Und schon gar nicht sind sie egoistische Konsumierer und unsolidarische Gesellen. Zumindest nicht in stärkerem Maß als es
Erwachsene sind. Werte wie Freundschaft, Gemeinschaft oder
Solidarität sind Schülerinnen und Schülern durchaus wichtig. Aber sie realisieren diese Werte in anderen Formen. Das
klassische Modell eines Vereines ist history. Sie haben einen
zu hohen Verbindlichkeitsanspruch. Jugendliche sind lieber
in informellen Kleingruppen. Diese lassen mehr Freiheit und
Individualität zu. Es gibt Hip-Hop-, Techno-, Sport-, Snowboardoder Facebookszenen. Dazu gibt es verschiedene Insignien des
Szenestils: eigene Hosen, Grußrituale, Hairstyles, Tattoos, Piercings. Nur wer die Rituale der Szene kennt, sich gruppenkonform kleidet und die angesagten Locations kennt, ist mit dabei. Das kann für ängstliche Eltern und wertkonservative Leh­rer/innen hohes Gastritispotenzial haben.

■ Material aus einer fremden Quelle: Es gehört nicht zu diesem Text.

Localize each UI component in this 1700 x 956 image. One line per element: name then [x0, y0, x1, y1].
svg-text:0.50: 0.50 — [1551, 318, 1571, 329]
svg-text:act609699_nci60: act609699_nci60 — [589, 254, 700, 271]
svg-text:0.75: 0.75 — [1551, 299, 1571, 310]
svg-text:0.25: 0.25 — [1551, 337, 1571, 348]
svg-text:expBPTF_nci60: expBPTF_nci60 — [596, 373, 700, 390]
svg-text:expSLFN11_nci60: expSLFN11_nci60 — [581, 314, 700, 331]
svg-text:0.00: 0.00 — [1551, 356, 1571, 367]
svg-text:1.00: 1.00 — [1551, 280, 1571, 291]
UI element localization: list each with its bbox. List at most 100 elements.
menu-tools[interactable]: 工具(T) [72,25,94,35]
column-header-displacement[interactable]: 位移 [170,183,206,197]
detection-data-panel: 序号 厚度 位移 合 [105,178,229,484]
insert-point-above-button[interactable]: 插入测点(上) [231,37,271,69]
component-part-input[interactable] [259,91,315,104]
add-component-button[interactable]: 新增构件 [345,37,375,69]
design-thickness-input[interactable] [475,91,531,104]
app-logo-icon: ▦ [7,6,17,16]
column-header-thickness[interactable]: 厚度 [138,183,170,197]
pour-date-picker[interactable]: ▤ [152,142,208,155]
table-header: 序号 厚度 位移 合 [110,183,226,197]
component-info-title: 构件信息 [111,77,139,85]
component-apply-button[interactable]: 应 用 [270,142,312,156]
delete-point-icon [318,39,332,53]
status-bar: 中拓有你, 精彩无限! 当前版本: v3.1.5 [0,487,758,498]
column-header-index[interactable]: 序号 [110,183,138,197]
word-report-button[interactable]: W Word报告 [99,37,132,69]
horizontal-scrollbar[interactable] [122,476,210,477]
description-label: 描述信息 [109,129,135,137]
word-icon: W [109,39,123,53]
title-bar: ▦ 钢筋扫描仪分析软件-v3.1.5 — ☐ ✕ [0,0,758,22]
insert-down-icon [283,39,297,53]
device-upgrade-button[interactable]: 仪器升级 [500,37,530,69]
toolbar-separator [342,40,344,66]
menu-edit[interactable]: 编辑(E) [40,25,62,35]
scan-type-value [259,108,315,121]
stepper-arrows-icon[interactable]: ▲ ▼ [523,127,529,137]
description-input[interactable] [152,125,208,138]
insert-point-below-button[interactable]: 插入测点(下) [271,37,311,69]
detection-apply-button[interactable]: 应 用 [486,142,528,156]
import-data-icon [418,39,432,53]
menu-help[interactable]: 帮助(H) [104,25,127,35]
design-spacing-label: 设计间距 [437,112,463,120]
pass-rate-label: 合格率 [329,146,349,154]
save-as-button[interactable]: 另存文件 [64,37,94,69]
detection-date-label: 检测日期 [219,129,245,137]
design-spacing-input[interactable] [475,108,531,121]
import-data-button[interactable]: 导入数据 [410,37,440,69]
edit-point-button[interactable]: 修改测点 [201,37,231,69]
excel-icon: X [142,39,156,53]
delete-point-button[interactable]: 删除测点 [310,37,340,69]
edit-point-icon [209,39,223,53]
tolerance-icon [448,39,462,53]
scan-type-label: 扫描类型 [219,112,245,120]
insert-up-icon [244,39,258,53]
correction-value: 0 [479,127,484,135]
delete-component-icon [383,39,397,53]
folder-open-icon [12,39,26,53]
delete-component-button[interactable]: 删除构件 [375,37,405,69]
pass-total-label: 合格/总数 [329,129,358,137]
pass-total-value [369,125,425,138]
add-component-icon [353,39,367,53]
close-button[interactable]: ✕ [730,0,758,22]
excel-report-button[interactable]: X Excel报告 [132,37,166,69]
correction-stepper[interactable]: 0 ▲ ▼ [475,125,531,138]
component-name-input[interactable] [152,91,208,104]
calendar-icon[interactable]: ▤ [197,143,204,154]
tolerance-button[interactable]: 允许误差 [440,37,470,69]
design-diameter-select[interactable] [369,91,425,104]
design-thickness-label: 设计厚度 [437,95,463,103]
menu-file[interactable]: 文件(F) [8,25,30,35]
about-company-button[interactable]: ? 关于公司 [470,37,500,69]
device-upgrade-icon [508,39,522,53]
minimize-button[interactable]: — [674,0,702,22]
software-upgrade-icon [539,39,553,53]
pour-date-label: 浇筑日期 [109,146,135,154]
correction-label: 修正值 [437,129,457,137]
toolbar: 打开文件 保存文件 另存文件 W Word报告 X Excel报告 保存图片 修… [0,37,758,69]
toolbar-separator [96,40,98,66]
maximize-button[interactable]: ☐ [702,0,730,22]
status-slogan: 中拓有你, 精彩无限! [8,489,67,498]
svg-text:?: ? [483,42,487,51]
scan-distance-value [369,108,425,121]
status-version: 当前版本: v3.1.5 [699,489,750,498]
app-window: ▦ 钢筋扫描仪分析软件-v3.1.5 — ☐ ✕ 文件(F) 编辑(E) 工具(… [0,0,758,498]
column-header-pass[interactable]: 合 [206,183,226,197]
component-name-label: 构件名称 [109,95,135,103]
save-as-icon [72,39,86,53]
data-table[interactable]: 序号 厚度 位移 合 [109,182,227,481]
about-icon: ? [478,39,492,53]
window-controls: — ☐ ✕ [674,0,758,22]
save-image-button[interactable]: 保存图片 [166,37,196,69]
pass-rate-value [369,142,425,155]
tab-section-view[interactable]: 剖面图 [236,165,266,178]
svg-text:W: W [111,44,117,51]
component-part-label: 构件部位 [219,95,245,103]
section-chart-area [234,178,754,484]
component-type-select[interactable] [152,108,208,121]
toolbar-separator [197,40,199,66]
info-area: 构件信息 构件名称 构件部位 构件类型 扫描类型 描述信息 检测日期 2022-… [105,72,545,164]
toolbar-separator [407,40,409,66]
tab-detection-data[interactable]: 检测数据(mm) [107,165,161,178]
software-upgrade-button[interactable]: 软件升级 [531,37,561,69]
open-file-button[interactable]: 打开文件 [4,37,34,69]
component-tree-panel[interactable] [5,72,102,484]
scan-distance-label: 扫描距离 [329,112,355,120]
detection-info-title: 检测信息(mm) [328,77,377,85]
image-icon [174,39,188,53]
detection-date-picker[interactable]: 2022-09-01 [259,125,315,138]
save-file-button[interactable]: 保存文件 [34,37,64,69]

Aber so sehr sich die Jugendlichen auch in Geschmacksfragen von den Alten unterscheiden, so ähnlich sind ihre Werte
geblieben. Ausbildung, Arbeitsplatz, Partnerschaft, Kinder und
Treue sind nach wie vor die Spitzenreiter, wenn man die Zukunftswünsche von Jugendlichen erhebt. Die Ästhetik ist anders und das bürgerliche Vertragsmodell ist brüchig geworden.
Nichts ist aber schlechter geworden. Die Sorge, wohin sich die
Jugend entwickelt, war nie frei von Projektionen. Jugend ist seit
der romantischen Aufklärung immer ein Feld für Ängste und
Wünsche der Erwachsenen gewesen.
„Den größten Fehler, den die Jugend hat, ist der, dass man
nicht mehr zu ihr gehört“, sagte einmal Salvador Dali. Jo, eh.